Important questions to ask are: Who is going to coordinate the network? Who is going to bear ultimate accountability? Who is going to have the most responsibility for putting it together? Who has the hospital, organizational, and managerial expertise to do the job?

It appears systems that have the greatest degree of physician system integration and clinical integration are doing better financially.

Clinical integration depends heavily on the extent to which functional activities (such as information management and capital allocation) and physician integration (such as leadership roles and practice development) have occurred. This alignment of functional activities and physician integration leads to higher levels of clinical integration.

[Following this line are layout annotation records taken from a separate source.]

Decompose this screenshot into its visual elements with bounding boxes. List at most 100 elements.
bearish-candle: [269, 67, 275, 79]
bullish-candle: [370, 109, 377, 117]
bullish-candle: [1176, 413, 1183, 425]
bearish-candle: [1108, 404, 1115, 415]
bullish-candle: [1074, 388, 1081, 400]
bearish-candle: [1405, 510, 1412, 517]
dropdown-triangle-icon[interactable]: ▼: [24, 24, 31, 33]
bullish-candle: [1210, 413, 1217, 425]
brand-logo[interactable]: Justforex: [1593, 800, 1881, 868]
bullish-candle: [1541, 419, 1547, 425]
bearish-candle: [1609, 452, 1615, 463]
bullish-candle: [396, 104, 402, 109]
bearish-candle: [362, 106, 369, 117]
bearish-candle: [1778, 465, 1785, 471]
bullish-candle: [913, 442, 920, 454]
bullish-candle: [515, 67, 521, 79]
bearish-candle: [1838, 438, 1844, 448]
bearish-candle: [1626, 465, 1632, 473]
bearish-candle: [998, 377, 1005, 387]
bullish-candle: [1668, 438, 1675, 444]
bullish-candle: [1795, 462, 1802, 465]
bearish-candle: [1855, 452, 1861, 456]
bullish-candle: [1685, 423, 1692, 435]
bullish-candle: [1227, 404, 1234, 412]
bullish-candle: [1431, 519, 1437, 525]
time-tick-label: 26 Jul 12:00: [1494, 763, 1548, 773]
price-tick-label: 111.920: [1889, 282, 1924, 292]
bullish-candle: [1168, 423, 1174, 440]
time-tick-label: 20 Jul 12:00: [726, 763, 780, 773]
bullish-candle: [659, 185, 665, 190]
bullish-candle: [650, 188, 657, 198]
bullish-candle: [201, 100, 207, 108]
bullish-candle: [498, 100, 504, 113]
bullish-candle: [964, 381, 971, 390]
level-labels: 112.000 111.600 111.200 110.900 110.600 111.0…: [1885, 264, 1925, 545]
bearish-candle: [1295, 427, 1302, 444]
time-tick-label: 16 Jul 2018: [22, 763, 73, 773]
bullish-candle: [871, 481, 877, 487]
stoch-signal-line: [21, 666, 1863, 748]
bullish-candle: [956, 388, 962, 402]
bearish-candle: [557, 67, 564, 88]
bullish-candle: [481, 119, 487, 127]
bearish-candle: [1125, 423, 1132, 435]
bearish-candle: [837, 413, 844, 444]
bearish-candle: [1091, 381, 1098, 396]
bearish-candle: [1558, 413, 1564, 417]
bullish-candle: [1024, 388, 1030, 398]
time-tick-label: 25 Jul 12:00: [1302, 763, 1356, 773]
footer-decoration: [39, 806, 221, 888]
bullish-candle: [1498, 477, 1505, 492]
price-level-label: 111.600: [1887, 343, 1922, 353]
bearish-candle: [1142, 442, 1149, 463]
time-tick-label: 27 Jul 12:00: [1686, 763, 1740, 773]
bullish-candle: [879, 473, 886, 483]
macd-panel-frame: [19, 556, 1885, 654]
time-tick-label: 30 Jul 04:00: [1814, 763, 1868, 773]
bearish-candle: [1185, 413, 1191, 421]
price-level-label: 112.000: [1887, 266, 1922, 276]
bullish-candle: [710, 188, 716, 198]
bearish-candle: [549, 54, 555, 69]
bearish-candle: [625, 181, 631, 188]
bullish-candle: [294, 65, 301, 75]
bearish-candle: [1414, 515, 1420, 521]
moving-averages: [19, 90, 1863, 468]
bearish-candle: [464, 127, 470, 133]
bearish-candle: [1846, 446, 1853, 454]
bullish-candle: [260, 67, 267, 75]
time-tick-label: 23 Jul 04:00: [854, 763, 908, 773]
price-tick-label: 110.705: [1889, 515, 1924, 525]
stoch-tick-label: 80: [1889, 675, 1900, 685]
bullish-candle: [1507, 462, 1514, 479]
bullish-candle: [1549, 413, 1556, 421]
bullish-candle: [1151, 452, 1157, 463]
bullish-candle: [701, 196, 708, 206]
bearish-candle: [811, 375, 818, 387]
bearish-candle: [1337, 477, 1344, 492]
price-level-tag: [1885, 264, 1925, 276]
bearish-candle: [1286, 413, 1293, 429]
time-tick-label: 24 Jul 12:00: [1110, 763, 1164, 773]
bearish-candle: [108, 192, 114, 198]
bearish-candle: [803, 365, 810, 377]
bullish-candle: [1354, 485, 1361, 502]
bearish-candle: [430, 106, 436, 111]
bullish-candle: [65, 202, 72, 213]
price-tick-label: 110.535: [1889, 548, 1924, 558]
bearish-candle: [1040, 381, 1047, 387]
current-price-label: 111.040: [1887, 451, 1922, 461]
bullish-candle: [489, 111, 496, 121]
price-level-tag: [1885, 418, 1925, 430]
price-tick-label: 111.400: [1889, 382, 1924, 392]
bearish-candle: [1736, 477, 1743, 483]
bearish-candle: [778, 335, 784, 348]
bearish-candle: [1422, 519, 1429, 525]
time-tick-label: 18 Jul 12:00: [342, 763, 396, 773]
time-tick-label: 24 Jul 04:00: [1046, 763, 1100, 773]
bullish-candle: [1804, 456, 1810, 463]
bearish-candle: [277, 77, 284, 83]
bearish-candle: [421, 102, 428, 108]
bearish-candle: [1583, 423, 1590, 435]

Clinical integration has been described as the “centerpiece to adding value and promoting performance” within a system. “System-ness” breaks down barriers between departments, operating units, and areas of expertise. Long-standing relationships will be changed by the consolidation of clinical service lines; reductions in acute care beds; redeployment of clinical support services; deployment of case management across the continuum; development of clinical pathways and outcomes measurement systems, and the redesign of patient care and related activities. Management tools can be helpful to create a structure inspired by continuous quality improvement to identify and implement system wide goals. Address priorities concerning quality, managed care, marketing, finance and system leadership.


Goals of integrated delivery include: high quality, lower cost utilization, cost-effectiveness, steady enrollment, and closely monitored patient, staff, and payer satisfaction. Health care executives are increasingly relying on demographics and epidemiology as their planning guides, as the capacities of high-end clinical services shift and often shrink.